New WA State Distracted Driving Law

Posted 6/23/17

Having your attention, thoughts, and focus away from the road in front of you greatly increases the odds that you will not be able to react in time to avoid a collision. It is currently illegal to text or hold your phone to your ear while driving.

The passage of Washington State’s newest traffic law tackles this issue by outlawing (with some specific exceptions) drivers from holding their phone or other small electronic devices in their hand while operating a motor vehicle on the road. Scheduled to take effect July 23rd, the change in the law aims to close a few loopholes that exist under the current law.

One of the biggest “grey areas” that was cleaned up in the new legislation is clarification that the law applies to anyone operating a vehicle on a public roadway. In the past, drivers stopped for a light or stuck in our usual freeway back-up would argue that they were not “driving” so the law didn’t apply to them. Beginning this summer, the new law will apply to anyone behind the wheel regardless if your car is moving or not. Drivers are permitted to pull over to a safe location in order to talk or text without violating the law.

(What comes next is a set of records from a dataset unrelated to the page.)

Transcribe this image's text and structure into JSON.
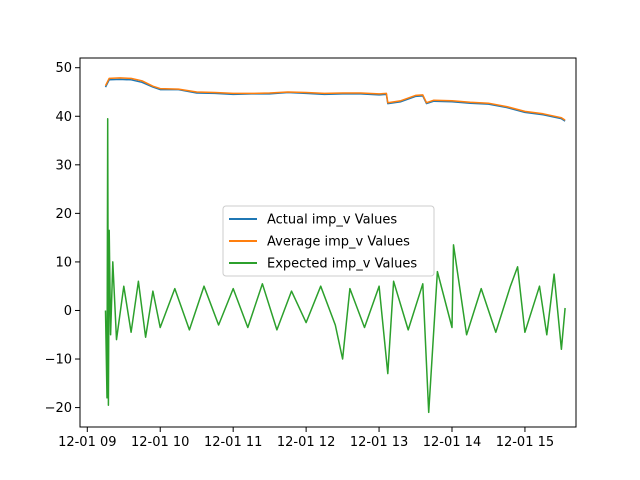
{
  "chart_data": {
    "type": "line",
    "title": "",
    "xlabel": "",
    "ylabel": "",
    "x_unit": "hour of day (2024-12-01)",
    "xlim": [
      8.9,
      15.7
    ],
    "ylim": [
      -24,
      52
    ],
    "grid": false,
    "legend_position": "center",
    "x_ticks": [
      {
        "value": 9,
        "label": "12-01 09"
      },
      {
        "value": 10,
        "label": "12-01 10"
      },
      {
        "value": 11,
        "label": "12-01 11"
      },
      {
        "value": 12,
        "label": "12-01 12"
      },
      {
        "value": 13,
        "label": "12-01 13"
      },
      {
        "value": 14,
        "label": "12-01 14"
      },
      {
        "value": 15,
        "label": "12-01 15"
      }
    ],
    "y_ticks": [
      {
        "value": 50,
        "label": "50"
      },
      {
        "value": 40,
        "label": "40"
      },
      {
        "value": 30,
        "label": "30"
      },
      {
        "value": 20,
        "label": "20"
      },
      {
        "value": 10,
        "label": "10"
      },
      {
        "value": 0,
        "label": "0"
      },
      {
        "value": -10,
        "label": "−10"
      },
      {
        "value": -20,
        "label": "−20"
      }
    ],
    "series": [
      {
        "name": "Actual imp_v Values",
        "color": "#1f77b4",
        "x": [
          9.25,
          9.3,
          9.45,
          9.6,
          9.75,
          9.9,
          10.0,
          10.25,
          10.5,
          10.75,
          11.0,
          11.25,
          11.5,
          11.75,
          12.0,
          12.25,
          12.5,
          12.75,
          13.0,
          13.1,
          13.12,
          13.3,
          13.5,
          13.6,
          13.65,
          13.75,
          14.0,
          14.25,
          14.5,
          14.75,
          15.0,
          15.25,
          15.5,
          15.55
        ],
        "y": [
          46.0,
          47.5,
          47.6,
          47.5,
          47.0,
          46.0,
          45.5,
          45.5,
          44.8,
          44.7,
          44.5,
          44.6,
          44.6,
          44.9,
          44.7,
          44.5,
          44.6,
          44.6,
          44.4,
          44.5,
          42.6,
          43.0,
          44.1,
          44.2,
          42.6,
          43.1,
          43.0,
          42.7,
          42.5,
          41.8,
          40.8,
          40.3,
          39.5,
          39.0
        ]
      },
      {
        "name": "Average imp_v Values",
        "color": "#ff7f0e",
        "x": [
          9.25,
          9.3,
          9.45,
          9.6,
          9.75,
          9.9,
          10.0,
          10.25,
          10.5,
          10.75,
          11.0,
          11.25,
          11.5,
          11.75,
          12.0,
          12.25,
          12.5,
          12.75,
          13.0,
          13.1,
          13.12,
          13.3,
          13.5,
          13.6,
          13.65,
          13.75,
          14.0,
          14.25,
          14.5,
          14.75,
          15.0,
          15.25,
          15.5,
          15.55
        ],
        "y": [
          46.3,
          47.8,
          47.9,
          47.8,
          47.3,
          46.2,
          45.7,
          45.6,
          45.0,
          44.9,
          44.7,
          44.7,
          44.8,
          45.0,
          44.9,
          44.7,
          44.8,
          44.8,
          44.6,
          44.7,
          42.8,
          43.2,
          44.3,
          44.4,
          42.8,
          43.3,
          43.2,
          42.9,
          42.7,
          42.0,
          41.0,
          40.5,
          39.7,
          39.2
        ]
      },
      {
        "name": "Expected imp_v Values",
        "color": "#2ca02c",
        "x": [
          9.25,
          9.27,
          9.28,
          9.29,
          9.3,
          9.32,
          9.35,
          9.4,
          9.5,
          9.6,
          9.7,
          9.8,
          9.9,
          10.0,
          10.2,
          10.4,
          10.6,
          10.8,
          11.0,
          11.2,
          11.4,
          11.6,
          11.8,
          12.0,
          12.2,
          12.4,
          12.5,
          12.6,
          12.8,
          13.0,
          13.12,
          13.2,
          13.4,
          13.6,
          13.68,
          13.8,
          14.0,
          14.02,
          14.2,
          14.4,
          14.6,
          14.8,
          14.9,
          15.0,
          15.2,
          15.3,
          15.4,
          15.5,
          15.55
        ],
        "y": [
          0.0,
          -18.0,
          39.5,
          -19.5,
          16.5,
          -5.0,
          10.0,
          -6.0,
          5.0,
          -4.5,
          6.0,
          -5.5,
          4.0,
          -3.5,
          4.5,
          -4.0,
          5.0,
          -3.0,
          4.5,
          -3.5,
          5.5,
          -4.0,
          4.0,
          -2.5,
          5.0,
          -3.0,
          -10.0,
          4.5,
          -3.5,
          5.0,
          -13.0,
          6.0,
          -4.0,
          5.5,
          -21.0,
          8.0,
          -3.5,
          13.5,
          -5.0,
          4.5,
          -4.5,
          5.0,
          9.0,
          -4.5,
          5.0,
          -5.0,
          7.5,
          -8.0,
          0.5
        ]
      }
    ]
  }
}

The act of texting is a much more common method of communication these days and requires your hands, eyes, and brain to send a text. All three of these should be focused on the driving task in front you and not on your device. The new law goes straight at this problem by requiring drivers to put their device down while on the road.

Once the law goes into effect, Redmond officers will be not be under any mandate to offer a grace period. The decision to stop a vehicle and/or issue a ticket or warning has always been at the discretion of the individual officer, and that will continue to be the case. The penalty if cited by an officer is $136 for the first offense but jumps to $234 for the second offense. These tickets will also now be reported to insurance companies. Additionally, an extra $30 can be added to a standard traffic infraction ticket if the officer observes a driver engaging in activity “not related to the operation of the vehicle” which contributes to a violation taking place. Your dog jumping into your lap and causing you to run a stop sign is the classic example of this. Although eating, grooming, and rocking the air guitar can also count.

While there will always be a long list of things drivers can face which take their attention off the road, the updated cell phone law targets a growing trend of drivers paying more attention to their daily communication than their own driving. When you’re behind the wheel, put the messages on hold and focus on the road!